The flooding of New Orleans was not a natural disaster. Hurricane Katrina was a natural disaster on the Mississippi Gulf Coast but an entirely different event happened in New Orleans: the catastrophic breaching in more than 50 locations of a quote “hurricane protection system” built over four-and-a-half decades by administrations of both parties by the U.S. Army Corps of Engineers, under their sole supervision and direction. That system failed due to a series of some very basic and some rather arcane engineering mistakes, miscalculations and misjudgments.

These are not my conclusions but the conclusions of two different forensic engineering investigations, one undertaken out of UC Berkeley and the other out of LSU. The reports of these investigations have been on the public record since 2006. The other message of the film is that there is a whistleblower inside the Corps of Engineers who says that some of the same behavior is leading to some of the same mistakes in the new, improved system, costing you, me and every other taxpayer at last count $14 billion. And finally, that New Orleans is not unique, that communities nationwide, including Sacramento, could be next.


It’s not the height of the levees, it’s what’s underneath.

It’s basic second-year engineering stuff in many cases. Congress, after ordering the system to be built after a hurricane did hit New Orleans in 1965, said “protect the city against a maximum probable hurricane.” The Corps almost immediately defined that down to what they call a standard project hurricane, which threw out the most severe recent hurricanes as improbable outliers.  They were told to recalculate that by their own people, and they refused to do it.

How did the Corps get to this state of affairs?
They have a monopoly on large-scale public works having to do with water in America. It’s a little peculiar I think that an agency that’s supposed to be protecting people is housed inside a department that’s got the job of killing people. I think we’re now paying the price.

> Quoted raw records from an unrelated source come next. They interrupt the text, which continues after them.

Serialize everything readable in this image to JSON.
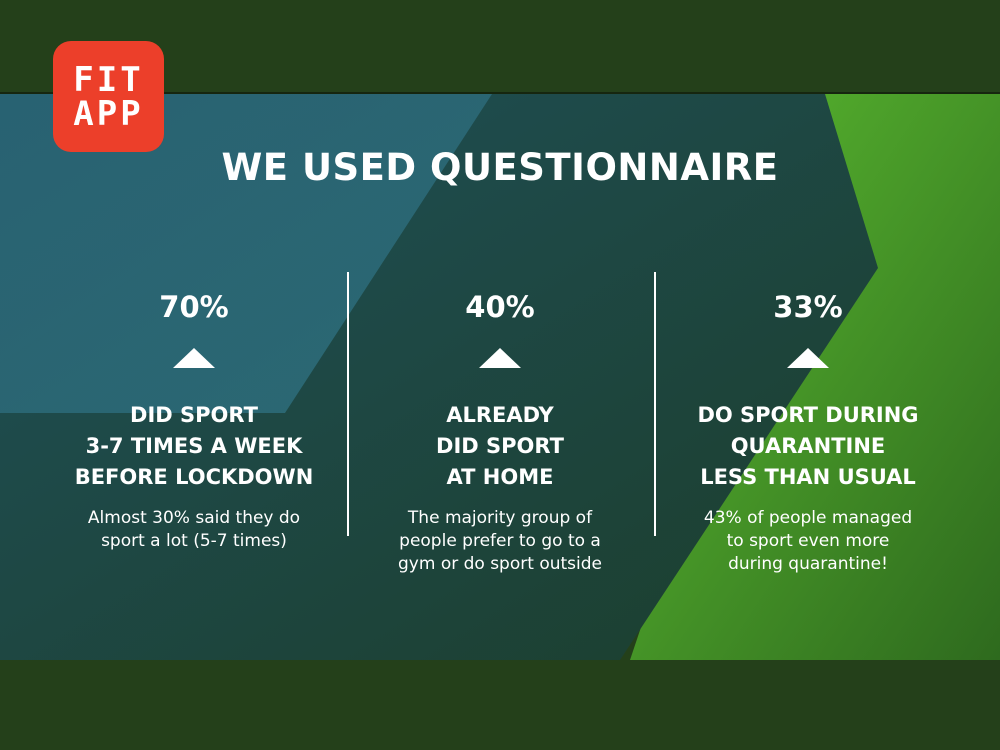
{
  "logo": {
    "lines": [
      "FIT",
      "APP"
    ]
  },
  "title": "WE USED QUESTIONNAIRE",
  "stats": [
    {
      "percent": "70%",
      "heading": [
        "DID SPORT",
        "3-7  TIMES A WEEK",
        "BEFORE LOCKDOWN"
      ],
      "description": [
        "Almost 30% said they do",
        "sport a lot (5-7 times)"
      ]
    },
    {
      "percent": "40%",
      "heading": [
        "ALREADY",
        "DID SPORT",
        "AT HOME"
      ],
      "description": [
        "The majority group of",
        "people prefer to go to a",
        "gym or do sport outside"
      ]
    },
    {
      "percent": "33%",
      "heading": [
        "DO SPORT DURING",
        "QUARANTINE",
        "LESS THAN USUAL"
      ],
      "description": [
        "43% of people managed",
        "to sport even more",
        "during quarantine!"
      ]
    }
  ],
  "colors": {
    "logo_background": "#ec3f2a",
    "dark_green": "#24401a",
    "teal_panel": "#1d4a4a",
    "light_teal": "#2d6a78",
    "bright_green": "#4faa2c",
    "text": "#ffffff"
  }
}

I wrote a speech for President Obama when he came here last year for the fifth anniversary of the flooding. I would say we’re dealing with a 21st century problem, too much water or not enough water, in a 19th century way. That’s not good enough. There are people in the world who have centuries of expertise at this stuff, mainly the Dutch. We [should] go through a crash program of incorporating what they have to teach us into a new agency that has a new mandate to do this not on the basis of one congressional district’s little boondoggle at a time, but a nationwide policy-based way of dealing with water issues.

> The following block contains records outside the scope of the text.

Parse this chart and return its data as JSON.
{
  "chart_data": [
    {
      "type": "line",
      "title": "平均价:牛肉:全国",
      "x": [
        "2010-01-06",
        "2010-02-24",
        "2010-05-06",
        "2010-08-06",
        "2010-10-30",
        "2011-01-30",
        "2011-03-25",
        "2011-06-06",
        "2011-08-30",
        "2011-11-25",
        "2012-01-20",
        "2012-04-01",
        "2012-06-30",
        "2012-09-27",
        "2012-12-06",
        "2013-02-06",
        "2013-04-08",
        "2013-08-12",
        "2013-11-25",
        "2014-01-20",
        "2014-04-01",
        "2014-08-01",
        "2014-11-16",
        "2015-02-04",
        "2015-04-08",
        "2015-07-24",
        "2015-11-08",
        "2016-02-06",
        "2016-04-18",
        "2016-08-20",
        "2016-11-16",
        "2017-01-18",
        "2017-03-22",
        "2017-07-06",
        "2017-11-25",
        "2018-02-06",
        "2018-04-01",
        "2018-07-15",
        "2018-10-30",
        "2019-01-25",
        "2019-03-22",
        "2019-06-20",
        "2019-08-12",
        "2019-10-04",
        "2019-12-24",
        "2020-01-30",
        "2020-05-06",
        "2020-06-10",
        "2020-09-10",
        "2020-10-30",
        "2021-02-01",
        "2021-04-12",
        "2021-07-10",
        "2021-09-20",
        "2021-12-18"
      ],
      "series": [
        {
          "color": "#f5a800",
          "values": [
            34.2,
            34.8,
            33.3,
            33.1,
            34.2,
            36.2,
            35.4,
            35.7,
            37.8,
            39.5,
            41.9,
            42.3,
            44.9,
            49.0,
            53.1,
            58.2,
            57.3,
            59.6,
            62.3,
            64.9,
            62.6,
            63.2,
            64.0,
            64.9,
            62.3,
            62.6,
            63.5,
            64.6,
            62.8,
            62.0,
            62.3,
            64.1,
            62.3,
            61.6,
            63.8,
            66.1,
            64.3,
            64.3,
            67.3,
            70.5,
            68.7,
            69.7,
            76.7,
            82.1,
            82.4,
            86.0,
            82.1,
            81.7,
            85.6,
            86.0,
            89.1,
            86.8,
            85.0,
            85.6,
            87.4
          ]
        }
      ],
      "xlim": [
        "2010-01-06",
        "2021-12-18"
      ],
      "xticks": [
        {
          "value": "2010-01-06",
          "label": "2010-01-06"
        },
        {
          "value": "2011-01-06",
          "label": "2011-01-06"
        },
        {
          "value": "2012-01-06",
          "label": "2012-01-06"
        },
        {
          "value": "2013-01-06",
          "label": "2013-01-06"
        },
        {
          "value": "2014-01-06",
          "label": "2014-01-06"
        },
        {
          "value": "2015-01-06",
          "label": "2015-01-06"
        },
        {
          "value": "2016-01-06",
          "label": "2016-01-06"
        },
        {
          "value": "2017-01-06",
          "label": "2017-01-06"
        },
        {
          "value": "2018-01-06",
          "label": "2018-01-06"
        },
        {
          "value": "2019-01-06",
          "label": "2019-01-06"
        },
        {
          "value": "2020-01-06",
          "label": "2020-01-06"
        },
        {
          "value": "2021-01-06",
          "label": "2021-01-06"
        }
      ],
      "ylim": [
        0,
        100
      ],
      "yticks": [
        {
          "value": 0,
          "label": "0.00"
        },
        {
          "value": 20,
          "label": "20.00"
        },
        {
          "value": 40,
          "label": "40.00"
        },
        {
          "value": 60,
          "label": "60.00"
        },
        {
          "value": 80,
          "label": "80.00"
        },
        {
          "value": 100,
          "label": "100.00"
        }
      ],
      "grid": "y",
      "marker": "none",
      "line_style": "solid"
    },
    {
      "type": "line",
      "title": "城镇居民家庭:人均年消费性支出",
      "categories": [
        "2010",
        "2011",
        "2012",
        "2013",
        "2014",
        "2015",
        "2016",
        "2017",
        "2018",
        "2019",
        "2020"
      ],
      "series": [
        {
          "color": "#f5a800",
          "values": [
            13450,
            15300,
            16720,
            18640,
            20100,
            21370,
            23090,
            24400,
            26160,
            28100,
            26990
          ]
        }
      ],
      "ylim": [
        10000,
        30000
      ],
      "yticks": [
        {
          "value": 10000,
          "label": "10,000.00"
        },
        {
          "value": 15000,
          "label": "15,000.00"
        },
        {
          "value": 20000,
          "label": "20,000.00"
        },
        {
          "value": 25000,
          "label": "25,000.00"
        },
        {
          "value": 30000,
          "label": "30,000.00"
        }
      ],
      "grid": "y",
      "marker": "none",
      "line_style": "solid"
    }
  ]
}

Lay out the case that the U.S. taxpayer should help continue the existence of New Orleans, facing the obvious problem of climate change.  

John Barry, the author of “Rising Tide,” makes the climate change case very well. He says New Orleans is built on a marsh. If you stop starving the marsh of fresh water and sediment, which we have been starving it of since leveeing the Mississippi River, and there are ways to overcome that, the marsh is organic. It grows. If the sea rises, the marsh will rise, as opposed to New York City, which is built on a rock. It has no capacity to grow upwards. It’s far less improbable to think about saving a city like New Orleans than it is to think about saving a city like New York.

But you can make the issue in a number of ways. There was fairness. This was done to New Orleans by the taxpayers of the United States. If your refrigerator repairman or your plumber did this to you, you would look to them for restitution.